As markets adjusted to the higher cost of debt, sales took a bigger hit than prices in 2023. In London, New York, Dubai, Singapore, Hong Kong and Sydney luxury sales declined on average by 37% year- on-year.

Some markets corrected after strong falls due to rapid rate hikes (Auckland, Seoul), while others moved up the rankings in part due to supply shortages (Sydney, Singapore). Some were influenced by policy and tax shifts, easing (Hong Kong), or tightening (Los Angeles), and some markets benefited from significant wealth inflows (Dubai, Miami).

Liam Bailey, global head of research at Knight Frank said: “As wealth portfolios recovered in 2023, affluent buyers targeted residential property in the world’s luxury markets. While 24% of global UHNWIs were active in the market, inventory was down by almost a third, adding upwards pressure to prices.”

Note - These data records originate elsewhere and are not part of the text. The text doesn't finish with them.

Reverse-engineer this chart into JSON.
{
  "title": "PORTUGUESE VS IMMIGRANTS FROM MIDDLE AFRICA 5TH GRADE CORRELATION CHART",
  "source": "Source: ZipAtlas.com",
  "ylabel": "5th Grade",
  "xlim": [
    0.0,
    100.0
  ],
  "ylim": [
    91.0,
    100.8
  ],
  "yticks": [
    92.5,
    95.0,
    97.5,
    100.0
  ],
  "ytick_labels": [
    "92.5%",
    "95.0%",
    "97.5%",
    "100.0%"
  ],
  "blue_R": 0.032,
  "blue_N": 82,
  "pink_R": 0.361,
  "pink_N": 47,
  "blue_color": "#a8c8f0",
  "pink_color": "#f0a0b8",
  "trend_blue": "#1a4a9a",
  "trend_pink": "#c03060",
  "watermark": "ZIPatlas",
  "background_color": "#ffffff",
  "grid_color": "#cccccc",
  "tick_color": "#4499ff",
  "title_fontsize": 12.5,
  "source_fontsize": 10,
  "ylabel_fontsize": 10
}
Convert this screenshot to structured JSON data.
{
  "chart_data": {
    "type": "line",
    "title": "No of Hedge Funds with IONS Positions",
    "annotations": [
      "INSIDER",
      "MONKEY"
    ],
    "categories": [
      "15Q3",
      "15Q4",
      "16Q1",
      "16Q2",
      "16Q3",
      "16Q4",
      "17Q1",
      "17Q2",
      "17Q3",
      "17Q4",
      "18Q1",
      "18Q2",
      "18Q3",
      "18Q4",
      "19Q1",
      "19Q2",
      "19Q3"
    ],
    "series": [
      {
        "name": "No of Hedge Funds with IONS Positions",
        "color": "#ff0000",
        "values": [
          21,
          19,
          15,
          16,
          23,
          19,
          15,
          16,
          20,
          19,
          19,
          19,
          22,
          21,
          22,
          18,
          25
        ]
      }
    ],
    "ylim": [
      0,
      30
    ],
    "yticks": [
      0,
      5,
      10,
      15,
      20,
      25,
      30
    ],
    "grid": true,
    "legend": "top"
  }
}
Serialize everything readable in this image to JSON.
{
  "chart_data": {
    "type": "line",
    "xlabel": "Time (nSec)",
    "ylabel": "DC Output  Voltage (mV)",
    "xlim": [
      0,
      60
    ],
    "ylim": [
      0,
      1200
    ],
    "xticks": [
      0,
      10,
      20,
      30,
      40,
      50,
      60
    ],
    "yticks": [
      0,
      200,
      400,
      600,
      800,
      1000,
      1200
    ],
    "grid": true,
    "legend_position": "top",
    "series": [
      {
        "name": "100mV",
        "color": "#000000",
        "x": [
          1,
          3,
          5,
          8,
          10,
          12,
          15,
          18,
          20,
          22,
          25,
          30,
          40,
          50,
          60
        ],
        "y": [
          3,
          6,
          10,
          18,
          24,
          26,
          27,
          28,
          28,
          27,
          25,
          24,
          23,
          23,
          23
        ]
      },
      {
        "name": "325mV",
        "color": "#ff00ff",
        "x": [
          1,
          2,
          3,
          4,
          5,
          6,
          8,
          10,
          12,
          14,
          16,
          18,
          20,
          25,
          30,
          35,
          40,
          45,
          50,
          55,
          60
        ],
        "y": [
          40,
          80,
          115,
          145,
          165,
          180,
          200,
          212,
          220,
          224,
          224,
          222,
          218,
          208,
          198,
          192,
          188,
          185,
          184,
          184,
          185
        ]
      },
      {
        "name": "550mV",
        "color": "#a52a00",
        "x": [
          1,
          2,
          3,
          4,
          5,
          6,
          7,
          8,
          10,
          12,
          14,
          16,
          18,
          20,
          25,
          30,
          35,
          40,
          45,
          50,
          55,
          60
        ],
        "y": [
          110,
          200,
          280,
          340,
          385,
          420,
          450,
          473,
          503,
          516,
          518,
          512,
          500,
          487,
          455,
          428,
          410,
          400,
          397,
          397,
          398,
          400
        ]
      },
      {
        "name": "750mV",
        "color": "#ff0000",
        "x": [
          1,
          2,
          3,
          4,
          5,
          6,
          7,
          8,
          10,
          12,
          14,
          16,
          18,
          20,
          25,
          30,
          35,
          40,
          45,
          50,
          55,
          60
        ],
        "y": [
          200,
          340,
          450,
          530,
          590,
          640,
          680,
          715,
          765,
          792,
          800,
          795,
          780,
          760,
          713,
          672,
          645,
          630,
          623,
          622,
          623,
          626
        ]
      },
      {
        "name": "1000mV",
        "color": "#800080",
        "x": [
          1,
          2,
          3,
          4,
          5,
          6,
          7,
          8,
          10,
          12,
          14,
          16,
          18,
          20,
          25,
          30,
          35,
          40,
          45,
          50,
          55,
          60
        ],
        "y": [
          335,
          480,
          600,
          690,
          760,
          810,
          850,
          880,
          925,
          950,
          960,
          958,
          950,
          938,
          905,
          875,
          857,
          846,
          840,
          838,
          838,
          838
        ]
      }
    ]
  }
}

Knight Frank Partner Erin van Tuil said: “Whilst volumes have dropped for Sydney’s prime residential market, values have not, demonstrating once again that Sydney remains a popular location to live and invest for high-net-worth individuals and ultra-high-net-worth individuals.

“Sydney also remains competitive as a global city for international investors, with US$1m buying you 10sq m more in Sydney than London, 9sq m more than in New York and 21sq m more than Hong Kong.

“The fundamentals of the Sydney market, such as lifestyle, transparent government and taxes and the sheer beauty of living in the Harbour City are unlikely to change, and therefore Sydney’s popularity is likely set to remain.

“With only so many waterfront locations available, for an ultra-high-net-worth individual, owning a slice of Sydney Harbour real estate remains a popular investment.”